4. Strategic Thinking. Start with five minutes of uninterrupted time during which you will think about and or pray about the situation that has you in a slump. You can also use your time in the shower to think about your situation. Consider using your commuting time to strategically think. Ask a better question. Instead of saying, “why can’t I ever eat right?” Ask, “What can I do to be disciplined when I eat out?” Instead of asking yourself, “Why do I always spend too much money at the mall?” Ask, “How can I be a wise steward of the money that I have?”
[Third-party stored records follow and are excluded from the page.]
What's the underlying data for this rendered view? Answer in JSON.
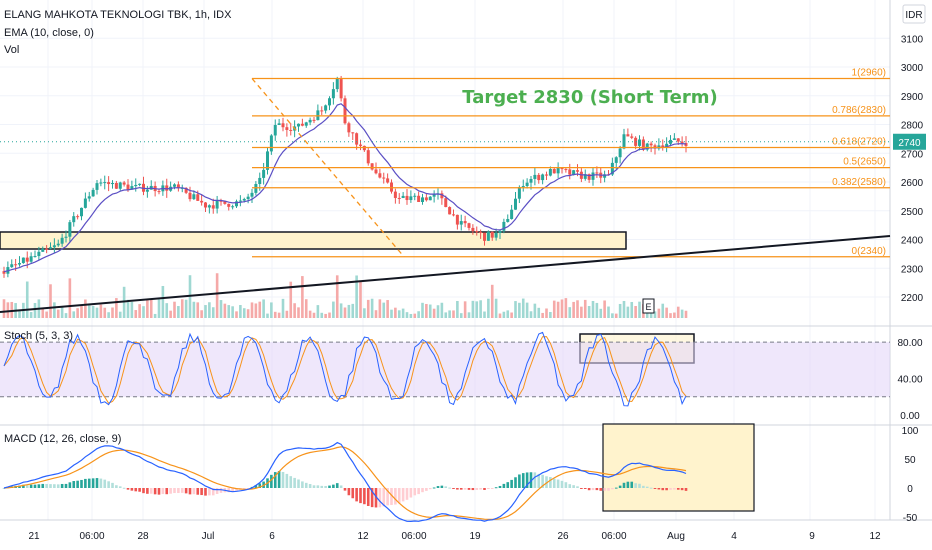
{
  "header": {
    "symbol_line": "ELANG MAHKOTA TEKNOLOGI TBK, 1h, IDX",
    "ema_label": "EMA (10, close, 0)",
    "vol_label": "Vol",
    "currency": "IDR"
  },
  "price_scale": [
    "3100",
    "3000",
    "2900",
    "2800",
    "2700",
    "2600",
    "2500",
    "2400",
    "2300",
    "2200"
  ],
  "price_top_tick": "3",
  "last_price": "2740",
  "fib_levels": [
    {
      "label": "1(2960)",
      "value": 2960
    },
    {
      "label": "0.786(2830)",
      "value": 2830
    },
    {
      "label": "0.618(2720)",
      "value": 2720
    },
    {
      "label": "0.5(2650)",
      "value": 2650
    },
    {
      "label": "0.382(2580)",
      "value": 2580
    },
    {
      "label": "0(2340)",
      "value": 2340
    }
  ],
  "annotation": "Target 2830 (Short Term)",
  "earnings_marker": "E",
  "stoch": {
    "label": "Stoch (5, 3, 3)",
    "ticks": [
      "80.00",
      "40.00",
      "0.00"
    ]
  },
  "macd": {
    "label": "MACD (12, 26, close, 9)",
    "ticks": [
      "100",
      "50",
      "0",
      "-50"
    ]
  },
  "x_ticks": [
    "21",
    "06:00",
    "28",
    "Jul",
    "6",
    "12",
    "06:00",
    "19",
    "26",
    "06:00",
    "Aug",
    "4",
    "9",
    "12"
  ],
  "colors": {
    "up": "#26a69a",
    "down": "#ef5350",
    "fib": "#f7931a",
    "ema": "#5b4fc4",
    "stoch_k": "#2962ff",
    "stoch_d": "#f7931a",
    "stoch_band": "#e1d3f7",
    "highlight": "#fff3cd"
  },
  "chart_data": {
    "type": "candlestick",
    "price_path": [
      {
        "bar": 0,
        "price": 2290
      },
      {
        "bar": 14,
        "price": 2380
      },
      {
        "bar": 24,
        "price": 2600
      },
      {
        "bar": 34,
        "price": 2580
      },
      {
        "bar": 44,
        "price": 2580
      },
      {
        "bar": 52,
        "price": 2520
      },
      {
        "bar": 62,
        "price": 2530
      },
      {
        "bar": 66,
        "price": 2600
      },
      {
        "bar": 70,
        "price": 2800
      },
      {
        "bar": 76,
        "price": 2790
      },
      {
        "bar": 82,
        "price": 2850
      },
      {
        "bar": 86,
        "price": 2960
      },
      {
        "bar": 88,
        "price": 2810
      },
      {
        "bar": 96,
        "price": 2630
      },
      {
        "bar": 102,
        "price": 2540
      },
      {
        "bar": 112,
        "price": 2550
      },
      {
        "bar": 118,
        "price": 2450
      },
      {
        "bar": 124,
        "price": 2410
      },
      {
        "bar": 128,
        "price": 2420
      },
      {
        "bar": 134,
        "price": 2600
      },
      {
        "bar": 142,
        "price": 2640
      },
      {
        "bar": 150,
        "price": 2620
      },
      {
        "bar": 156,
        "price": 2620
      },
      {
        "bar": 160,
        "price": 2760
      },
      {
        "bar": 166,
        "price": 2720
      },
      {
        "bar": 172,
        "price": 2740
      },
      {
        "bar": 176,
        "price": 2740
      }
    ]
  }
}
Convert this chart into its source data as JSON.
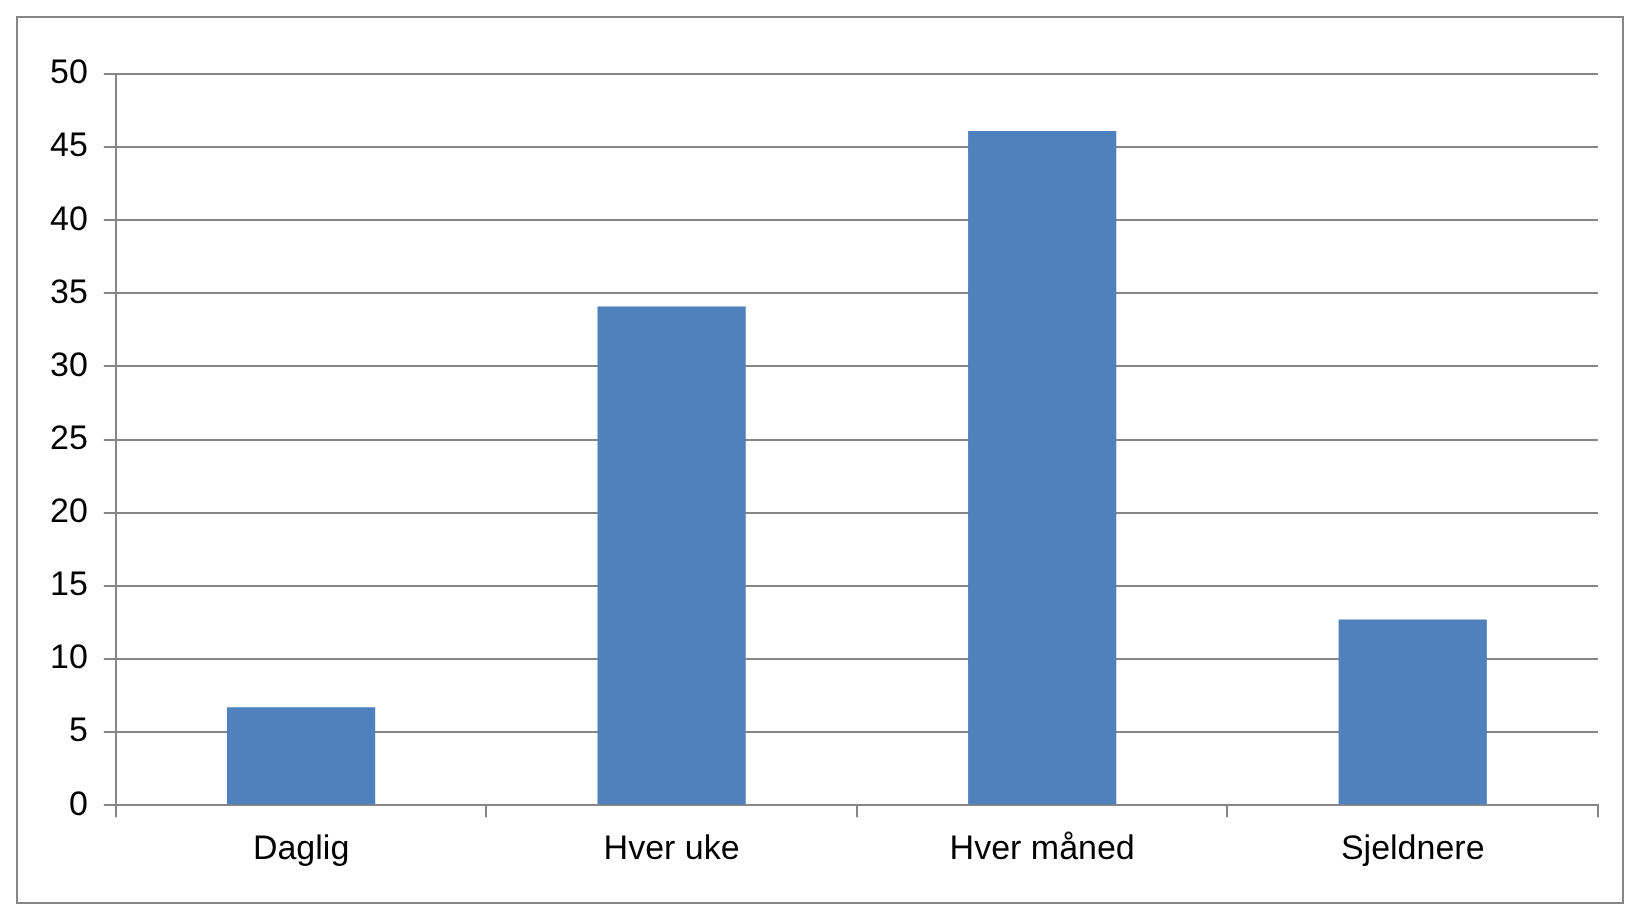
{
  "chart_data": {
    "type": "bar",
    "categories": [
      "Daglig",
      "Hver uke",
      "Hver måned",
      "Sjeldnere"
    ],
    "values": [
      6.7,
      34.1,
      46.1,
      12.7
    ],
    "color": "#4f81bd",
    "ylim": [
      0,
      50
    ],
    "yticks": [
      0,
      5,
      10,
      15,
      20,
      25,
      30,
      35,
      40,
      45,
      50
    ],
    "grid": "y",
    "legend": false
  }
}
Once you get into the habit of strategic thinking for five minutes at a time, you should work up to 30 minutes of interrupted thinking at least once a week. Consider sitting with a journal and thinking about your goals and anything that is interfering with your progress. Write down what’s working, what’s not working and what you can do better. The time that you spend quietly contemplating your next move will help you to be more effective when you return to your project.

5. Go to bed with it.
When I was in high school, my grandparents would tell me to literally sleep with my text book under my pillow when I had a test. I used to do it while I was in high school, and I found that it worked. Many decades later, I understand why this practice worked for me. When you’re asleep, your subconscious mind is still at work. You can give it an assignment before you go to bed. Don’t lie in bed ruminating about a problem. Just simply ask a good question before you go to sleep. Here are some good examples. “How can I manage my responsibilities and still exercise three times a week?” “What should I do to complete my degree?” “Who can help me get my business started?” When you wake up, think about the questions that you asked. Make note of the new insight that you have.

There’s no reason to lose ground or go backwards over the summer. You don’t have to invest thousands of dollars or hours of time to reboot your progress. Change your thoughts and speech. Collaborate with like-minded individuals. Set aside time to think and pray, and give your brain an assignment before you go to bed.

How do you get yourself out of a slump?